Question

an = cos(npi/2). If convergent find limit of sequence?

Answer 1

an n goes to infinity?

Answer 2

as*

Answer 3

Determine whether the sequence is convergent or divergent. If it is convergent, find its limit.
(a) an = cos(npi/2)
This was the question.

Answer 4

so the sequence is:
\[\cos(\frac{\pi}{2}), \cos(\pi), \cos(\frac{3\pi}{2}), \cos(2\pi), \cos(\frac{5\pi}{2}), \ldots\]
Do konw the value of those cos expressions?

Answer 5

ugh >.< do you know* the value of those cos expressions.

Answer 6

No dude. I have a midterm tomorrow and I have no Idea on how do solve this type of questions. I posted the exact question that was in the review sheet. It is tested on sequences from calc 2.

Answer 7

Will you have access to a calculator during the test? its something you can type right in. If not, you will have to have your trig values memorized.

Answer 8

not really

Answer 9

you dont need to know what the values are, only understand how the cos function behaves

Answer 10

Your help is much appreciated. We can use a scientific calculator but not a graphing one.

Answer 11

well, I take that back. in second term calc, you really should know what those values are

Answer 12

1,0,-1,0,1,0,-1, etc to infinity

Answer 13

so it does not converge

Answer 14

I get it now.
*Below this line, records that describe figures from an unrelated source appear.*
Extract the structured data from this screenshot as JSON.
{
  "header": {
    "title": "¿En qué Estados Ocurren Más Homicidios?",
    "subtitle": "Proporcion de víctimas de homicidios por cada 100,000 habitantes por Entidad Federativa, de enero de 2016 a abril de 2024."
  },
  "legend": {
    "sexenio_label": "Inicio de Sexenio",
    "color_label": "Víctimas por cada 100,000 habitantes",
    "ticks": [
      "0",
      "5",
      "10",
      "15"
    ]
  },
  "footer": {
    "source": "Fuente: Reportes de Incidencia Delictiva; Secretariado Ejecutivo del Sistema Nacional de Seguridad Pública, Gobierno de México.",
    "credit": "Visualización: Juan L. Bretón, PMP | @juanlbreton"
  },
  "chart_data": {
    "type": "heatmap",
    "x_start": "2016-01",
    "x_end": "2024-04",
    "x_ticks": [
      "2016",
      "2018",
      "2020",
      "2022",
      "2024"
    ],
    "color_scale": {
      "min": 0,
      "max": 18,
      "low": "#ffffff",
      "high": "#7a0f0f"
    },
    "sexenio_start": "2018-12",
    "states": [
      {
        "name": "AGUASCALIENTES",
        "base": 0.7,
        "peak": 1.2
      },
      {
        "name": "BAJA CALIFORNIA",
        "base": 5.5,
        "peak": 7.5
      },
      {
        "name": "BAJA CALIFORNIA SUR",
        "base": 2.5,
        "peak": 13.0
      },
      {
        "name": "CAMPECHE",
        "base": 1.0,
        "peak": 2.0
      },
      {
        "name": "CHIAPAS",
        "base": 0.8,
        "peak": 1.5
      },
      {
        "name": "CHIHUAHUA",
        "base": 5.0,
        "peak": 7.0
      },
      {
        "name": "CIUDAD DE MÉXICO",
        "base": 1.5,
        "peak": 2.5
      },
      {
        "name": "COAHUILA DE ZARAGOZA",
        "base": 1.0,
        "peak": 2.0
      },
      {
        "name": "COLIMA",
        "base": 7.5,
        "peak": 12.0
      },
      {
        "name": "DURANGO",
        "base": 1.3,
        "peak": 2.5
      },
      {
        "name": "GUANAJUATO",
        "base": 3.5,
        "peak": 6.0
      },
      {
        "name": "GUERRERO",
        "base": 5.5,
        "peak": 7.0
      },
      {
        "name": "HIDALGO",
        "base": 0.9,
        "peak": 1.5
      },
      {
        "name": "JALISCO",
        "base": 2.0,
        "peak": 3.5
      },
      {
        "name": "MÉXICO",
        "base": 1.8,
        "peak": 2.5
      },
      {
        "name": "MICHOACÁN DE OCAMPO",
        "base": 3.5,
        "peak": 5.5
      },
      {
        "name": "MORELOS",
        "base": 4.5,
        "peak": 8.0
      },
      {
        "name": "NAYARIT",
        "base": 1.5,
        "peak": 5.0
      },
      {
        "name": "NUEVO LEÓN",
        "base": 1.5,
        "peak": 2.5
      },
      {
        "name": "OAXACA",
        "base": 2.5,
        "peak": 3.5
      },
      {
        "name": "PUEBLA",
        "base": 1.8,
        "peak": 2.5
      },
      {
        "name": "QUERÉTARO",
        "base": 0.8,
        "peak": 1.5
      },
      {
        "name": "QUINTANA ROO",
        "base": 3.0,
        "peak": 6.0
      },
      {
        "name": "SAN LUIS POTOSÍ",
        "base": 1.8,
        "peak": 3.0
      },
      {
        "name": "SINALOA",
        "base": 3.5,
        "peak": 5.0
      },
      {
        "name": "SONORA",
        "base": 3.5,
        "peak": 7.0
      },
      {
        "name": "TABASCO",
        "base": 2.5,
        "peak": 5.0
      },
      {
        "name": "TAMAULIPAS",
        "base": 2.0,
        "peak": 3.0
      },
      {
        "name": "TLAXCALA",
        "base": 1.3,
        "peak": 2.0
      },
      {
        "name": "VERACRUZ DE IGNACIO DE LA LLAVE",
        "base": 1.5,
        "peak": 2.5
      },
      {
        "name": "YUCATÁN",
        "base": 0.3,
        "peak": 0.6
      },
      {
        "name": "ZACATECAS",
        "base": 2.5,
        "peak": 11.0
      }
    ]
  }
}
Since cos (npi/2) oscillates between -/+ 1 as n tends to infinity. There is no unique value. Therefore limit does not exist and the sequence is divergent.

Am I right?

Answer 15

Yes

Answer 16

Thank you Sir. [Both of you]

Answer 17

\[\forall n \in \mathbb{N} , -1\le \cos(\frac{n \pi}{2})\le1 \]
So the sequence is always contained in the interval [0;1]
But,
\[\lim_{n \rightarrow +\infty} 1 =1 \]
\[\lim_{n \rightarrow +\infty} -1 =-1 \]
So by using the squeeze theorem one concludes that the sequence doesn't converge.
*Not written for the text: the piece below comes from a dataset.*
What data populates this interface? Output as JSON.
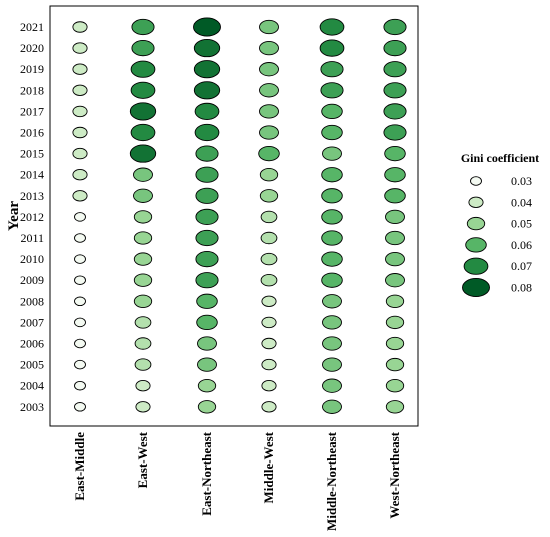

That would be the rigurous way to answer it.

Answer 18

What about an = ln(n)/sqrt(n). Does it converge or diverge?

Answer 19

Use L'Hopital's Rule to simplify the problem.

Answer 20

for ^^ use the p rule if 1/n^p if p is greater than one it will diverge and if it is less than one it will converge it will look like this 1/n^1/p

to answer your original question, i dont know that one but i know sin and cos dont converge

Answer 21

They don't, but on paper you have to prove it.